Having no sense of sin, they discounted inherent obstacles to moral development and therefore could not grasp the need for a "form-giving discipline of the personality."
[Christopher Lasch]
The True and Only Heaven, p.79
Niebuhr had reservations about the political implications of Barth's neo-orthodoxy, which seemed to him to write off the political realm as irredeemably corrupt; but he too came to accept original sin as an "inescapable fact of human existence," to reject the shallow optimism of liberal theology, and to acknowledge the impossibility of justifying religious belief on purely rational grounds.

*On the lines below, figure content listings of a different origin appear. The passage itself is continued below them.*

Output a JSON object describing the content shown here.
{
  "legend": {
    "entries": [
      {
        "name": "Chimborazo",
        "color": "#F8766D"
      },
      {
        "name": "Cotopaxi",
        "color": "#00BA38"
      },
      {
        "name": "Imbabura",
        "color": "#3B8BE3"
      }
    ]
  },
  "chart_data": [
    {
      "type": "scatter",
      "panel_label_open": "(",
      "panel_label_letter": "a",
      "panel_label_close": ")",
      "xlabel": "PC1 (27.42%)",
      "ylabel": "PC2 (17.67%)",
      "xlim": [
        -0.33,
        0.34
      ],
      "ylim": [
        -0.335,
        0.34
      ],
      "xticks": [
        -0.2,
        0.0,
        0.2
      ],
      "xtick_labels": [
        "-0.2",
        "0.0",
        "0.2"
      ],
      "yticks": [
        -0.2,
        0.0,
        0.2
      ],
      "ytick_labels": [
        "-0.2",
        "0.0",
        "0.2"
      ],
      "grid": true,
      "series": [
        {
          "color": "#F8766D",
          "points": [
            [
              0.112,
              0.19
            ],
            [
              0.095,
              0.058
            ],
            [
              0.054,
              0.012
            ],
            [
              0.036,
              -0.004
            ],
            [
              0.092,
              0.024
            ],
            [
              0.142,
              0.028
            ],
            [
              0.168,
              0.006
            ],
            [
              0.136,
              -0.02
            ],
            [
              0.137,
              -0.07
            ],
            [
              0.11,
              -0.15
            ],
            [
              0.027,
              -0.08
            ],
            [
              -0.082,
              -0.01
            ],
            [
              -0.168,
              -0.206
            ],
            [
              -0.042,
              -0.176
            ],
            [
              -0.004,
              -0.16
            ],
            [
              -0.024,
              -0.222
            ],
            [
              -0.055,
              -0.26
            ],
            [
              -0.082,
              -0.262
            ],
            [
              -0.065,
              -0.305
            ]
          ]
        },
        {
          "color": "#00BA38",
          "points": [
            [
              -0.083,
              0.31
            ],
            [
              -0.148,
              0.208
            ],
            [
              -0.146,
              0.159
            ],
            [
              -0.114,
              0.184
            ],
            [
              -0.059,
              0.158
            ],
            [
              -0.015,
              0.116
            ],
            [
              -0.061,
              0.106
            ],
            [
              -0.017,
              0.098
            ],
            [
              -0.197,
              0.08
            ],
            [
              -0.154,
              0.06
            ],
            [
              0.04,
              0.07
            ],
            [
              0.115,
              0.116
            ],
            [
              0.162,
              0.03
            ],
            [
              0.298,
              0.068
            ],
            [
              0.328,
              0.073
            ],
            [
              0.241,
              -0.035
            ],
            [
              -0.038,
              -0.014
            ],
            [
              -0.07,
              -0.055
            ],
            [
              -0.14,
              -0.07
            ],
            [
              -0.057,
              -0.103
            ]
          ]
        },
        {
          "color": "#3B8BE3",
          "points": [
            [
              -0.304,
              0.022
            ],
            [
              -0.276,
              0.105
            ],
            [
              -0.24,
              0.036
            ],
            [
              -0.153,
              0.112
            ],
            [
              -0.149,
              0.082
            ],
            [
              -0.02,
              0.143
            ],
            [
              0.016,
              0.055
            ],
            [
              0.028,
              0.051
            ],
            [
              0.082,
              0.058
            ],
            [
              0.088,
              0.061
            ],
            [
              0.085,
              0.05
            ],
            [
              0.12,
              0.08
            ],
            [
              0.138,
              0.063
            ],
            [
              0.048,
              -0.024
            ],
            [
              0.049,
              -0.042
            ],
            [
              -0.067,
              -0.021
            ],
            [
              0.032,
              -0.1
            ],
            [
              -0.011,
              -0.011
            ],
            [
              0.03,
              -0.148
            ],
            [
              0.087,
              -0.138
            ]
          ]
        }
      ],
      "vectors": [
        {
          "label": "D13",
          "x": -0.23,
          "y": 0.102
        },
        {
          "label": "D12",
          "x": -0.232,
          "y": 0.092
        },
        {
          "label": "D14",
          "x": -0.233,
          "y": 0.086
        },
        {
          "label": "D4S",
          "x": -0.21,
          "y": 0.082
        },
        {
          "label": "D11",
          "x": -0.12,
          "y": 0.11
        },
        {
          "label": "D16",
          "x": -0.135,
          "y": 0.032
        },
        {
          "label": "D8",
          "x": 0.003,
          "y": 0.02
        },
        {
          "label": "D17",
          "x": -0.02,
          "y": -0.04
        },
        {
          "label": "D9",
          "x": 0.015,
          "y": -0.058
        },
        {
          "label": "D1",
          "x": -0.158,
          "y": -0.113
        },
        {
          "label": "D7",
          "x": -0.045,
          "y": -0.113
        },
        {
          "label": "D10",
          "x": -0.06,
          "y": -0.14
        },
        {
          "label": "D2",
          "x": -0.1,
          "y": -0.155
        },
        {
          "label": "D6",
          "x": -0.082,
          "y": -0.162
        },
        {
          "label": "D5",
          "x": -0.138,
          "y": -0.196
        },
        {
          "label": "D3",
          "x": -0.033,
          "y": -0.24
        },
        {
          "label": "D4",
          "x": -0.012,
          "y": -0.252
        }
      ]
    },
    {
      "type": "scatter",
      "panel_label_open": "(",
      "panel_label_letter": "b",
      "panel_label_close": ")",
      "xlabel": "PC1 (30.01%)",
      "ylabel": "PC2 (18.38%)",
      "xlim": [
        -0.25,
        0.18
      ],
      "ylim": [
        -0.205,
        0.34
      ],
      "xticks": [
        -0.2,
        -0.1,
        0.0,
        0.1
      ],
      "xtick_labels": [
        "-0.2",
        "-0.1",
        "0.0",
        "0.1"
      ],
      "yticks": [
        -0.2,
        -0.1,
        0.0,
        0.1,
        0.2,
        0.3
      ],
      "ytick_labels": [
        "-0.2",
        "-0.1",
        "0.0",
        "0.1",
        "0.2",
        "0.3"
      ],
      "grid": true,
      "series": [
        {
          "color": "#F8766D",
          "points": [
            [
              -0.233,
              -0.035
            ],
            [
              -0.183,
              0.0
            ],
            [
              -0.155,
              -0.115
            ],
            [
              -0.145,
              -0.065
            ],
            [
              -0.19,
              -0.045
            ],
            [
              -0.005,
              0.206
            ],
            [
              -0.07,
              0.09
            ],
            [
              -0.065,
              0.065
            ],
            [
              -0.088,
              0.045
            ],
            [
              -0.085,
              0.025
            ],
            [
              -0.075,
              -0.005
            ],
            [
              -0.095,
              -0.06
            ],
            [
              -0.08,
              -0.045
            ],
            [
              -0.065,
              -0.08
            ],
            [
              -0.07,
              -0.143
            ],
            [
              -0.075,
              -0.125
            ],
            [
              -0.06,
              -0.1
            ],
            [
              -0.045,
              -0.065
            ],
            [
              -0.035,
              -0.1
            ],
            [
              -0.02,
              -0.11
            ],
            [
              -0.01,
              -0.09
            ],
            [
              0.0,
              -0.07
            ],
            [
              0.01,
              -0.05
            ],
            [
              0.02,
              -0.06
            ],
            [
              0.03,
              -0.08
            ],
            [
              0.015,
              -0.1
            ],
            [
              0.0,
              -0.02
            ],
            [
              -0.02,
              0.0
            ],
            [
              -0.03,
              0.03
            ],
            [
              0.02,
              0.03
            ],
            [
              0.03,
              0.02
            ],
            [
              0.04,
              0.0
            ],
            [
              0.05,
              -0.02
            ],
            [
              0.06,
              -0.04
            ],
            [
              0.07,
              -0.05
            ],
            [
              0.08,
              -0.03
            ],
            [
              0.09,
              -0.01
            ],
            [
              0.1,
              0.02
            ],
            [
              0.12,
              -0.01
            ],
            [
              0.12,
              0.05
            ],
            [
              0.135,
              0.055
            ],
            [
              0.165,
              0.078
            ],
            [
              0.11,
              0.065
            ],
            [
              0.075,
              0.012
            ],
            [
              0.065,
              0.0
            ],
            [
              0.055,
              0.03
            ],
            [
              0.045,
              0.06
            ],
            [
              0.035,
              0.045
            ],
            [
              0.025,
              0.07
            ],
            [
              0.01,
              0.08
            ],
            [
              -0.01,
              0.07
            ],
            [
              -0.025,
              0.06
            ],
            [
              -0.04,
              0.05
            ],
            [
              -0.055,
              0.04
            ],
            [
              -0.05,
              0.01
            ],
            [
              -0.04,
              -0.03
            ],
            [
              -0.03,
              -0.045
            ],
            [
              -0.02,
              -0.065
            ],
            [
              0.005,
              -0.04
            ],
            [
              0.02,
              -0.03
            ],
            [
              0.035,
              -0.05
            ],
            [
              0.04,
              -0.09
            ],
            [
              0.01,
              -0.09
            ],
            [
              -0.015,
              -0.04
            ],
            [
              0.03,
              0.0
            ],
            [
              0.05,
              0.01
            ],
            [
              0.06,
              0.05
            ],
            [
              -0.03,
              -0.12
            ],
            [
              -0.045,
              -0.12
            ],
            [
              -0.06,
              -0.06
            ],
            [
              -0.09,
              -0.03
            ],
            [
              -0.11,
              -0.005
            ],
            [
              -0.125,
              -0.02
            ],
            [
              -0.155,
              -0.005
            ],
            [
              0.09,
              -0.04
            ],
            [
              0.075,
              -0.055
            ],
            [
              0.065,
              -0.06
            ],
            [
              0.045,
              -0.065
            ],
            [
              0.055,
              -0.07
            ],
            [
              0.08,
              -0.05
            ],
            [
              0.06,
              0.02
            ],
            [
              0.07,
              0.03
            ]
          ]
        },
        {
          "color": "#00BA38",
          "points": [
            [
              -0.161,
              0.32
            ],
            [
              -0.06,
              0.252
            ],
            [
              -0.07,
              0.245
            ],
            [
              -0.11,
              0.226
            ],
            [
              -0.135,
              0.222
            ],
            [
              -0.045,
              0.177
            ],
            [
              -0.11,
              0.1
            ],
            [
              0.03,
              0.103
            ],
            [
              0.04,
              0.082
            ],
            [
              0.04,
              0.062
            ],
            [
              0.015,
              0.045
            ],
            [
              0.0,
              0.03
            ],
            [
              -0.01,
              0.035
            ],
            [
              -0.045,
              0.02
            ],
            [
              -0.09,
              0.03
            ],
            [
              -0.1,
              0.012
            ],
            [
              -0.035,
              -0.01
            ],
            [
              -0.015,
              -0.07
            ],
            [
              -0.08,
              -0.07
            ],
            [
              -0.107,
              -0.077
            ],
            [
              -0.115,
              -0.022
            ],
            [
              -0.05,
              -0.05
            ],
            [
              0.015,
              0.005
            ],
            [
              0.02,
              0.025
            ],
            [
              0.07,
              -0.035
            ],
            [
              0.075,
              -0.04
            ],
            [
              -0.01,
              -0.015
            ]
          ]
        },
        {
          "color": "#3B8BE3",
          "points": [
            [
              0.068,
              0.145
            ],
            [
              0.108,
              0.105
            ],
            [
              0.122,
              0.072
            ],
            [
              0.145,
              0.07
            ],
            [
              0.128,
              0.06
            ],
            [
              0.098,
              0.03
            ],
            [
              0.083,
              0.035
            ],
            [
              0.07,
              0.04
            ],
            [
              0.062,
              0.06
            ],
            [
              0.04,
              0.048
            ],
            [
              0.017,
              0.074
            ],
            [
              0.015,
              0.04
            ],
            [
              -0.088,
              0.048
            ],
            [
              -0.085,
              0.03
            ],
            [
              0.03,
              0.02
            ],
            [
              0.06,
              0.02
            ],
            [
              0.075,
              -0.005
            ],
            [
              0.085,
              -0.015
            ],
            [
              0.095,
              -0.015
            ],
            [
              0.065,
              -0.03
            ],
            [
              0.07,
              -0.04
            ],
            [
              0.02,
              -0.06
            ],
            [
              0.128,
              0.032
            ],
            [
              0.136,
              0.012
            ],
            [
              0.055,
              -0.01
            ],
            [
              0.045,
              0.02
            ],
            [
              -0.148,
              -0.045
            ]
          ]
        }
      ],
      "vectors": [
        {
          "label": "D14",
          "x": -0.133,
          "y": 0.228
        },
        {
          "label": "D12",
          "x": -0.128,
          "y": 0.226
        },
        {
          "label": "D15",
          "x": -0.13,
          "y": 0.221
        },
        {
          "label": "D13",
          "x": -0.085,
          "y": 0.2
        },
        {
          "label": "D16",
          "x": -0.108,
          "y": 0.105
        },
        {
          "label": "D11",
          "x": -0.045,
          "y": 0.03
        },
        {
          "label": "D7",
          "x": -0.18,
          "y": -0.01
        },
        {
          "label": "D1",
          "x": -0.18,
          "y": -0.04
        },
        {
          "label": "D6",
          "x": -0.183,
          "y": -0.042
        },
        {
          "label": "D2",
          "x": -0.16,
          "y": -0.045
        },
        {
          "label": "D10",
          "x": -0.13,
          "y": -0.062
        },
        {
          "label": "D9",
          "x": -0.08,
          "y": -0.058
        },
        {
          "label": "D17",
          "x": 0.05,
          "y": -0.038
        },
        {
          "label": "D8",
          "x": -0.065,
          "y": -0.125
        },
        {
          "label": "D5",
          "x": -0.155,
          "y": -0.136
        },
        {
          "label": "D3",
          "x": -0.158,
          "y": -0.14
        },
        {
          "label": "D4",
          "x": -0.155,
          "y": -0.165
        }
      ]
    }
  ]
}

Just as an "impartial science” could not fully justify the “right to believe” in justice or in the possibility that justice would prevail in the political order, so it could not justify a belief in the goodness of God's wicked world. Hope - “the nerve of moral action” - had to be asserted in the face of evidence that could easily justify the conclusion that the world is “meaningless.”
Hope was the product of emotion, not intelligence. It sprang from “gratitude and contrition” - “gratitude for Creation and contrition before Judgment; or, in other words, confidence that life is good in spite of its evil and that it is evil in spite of its good."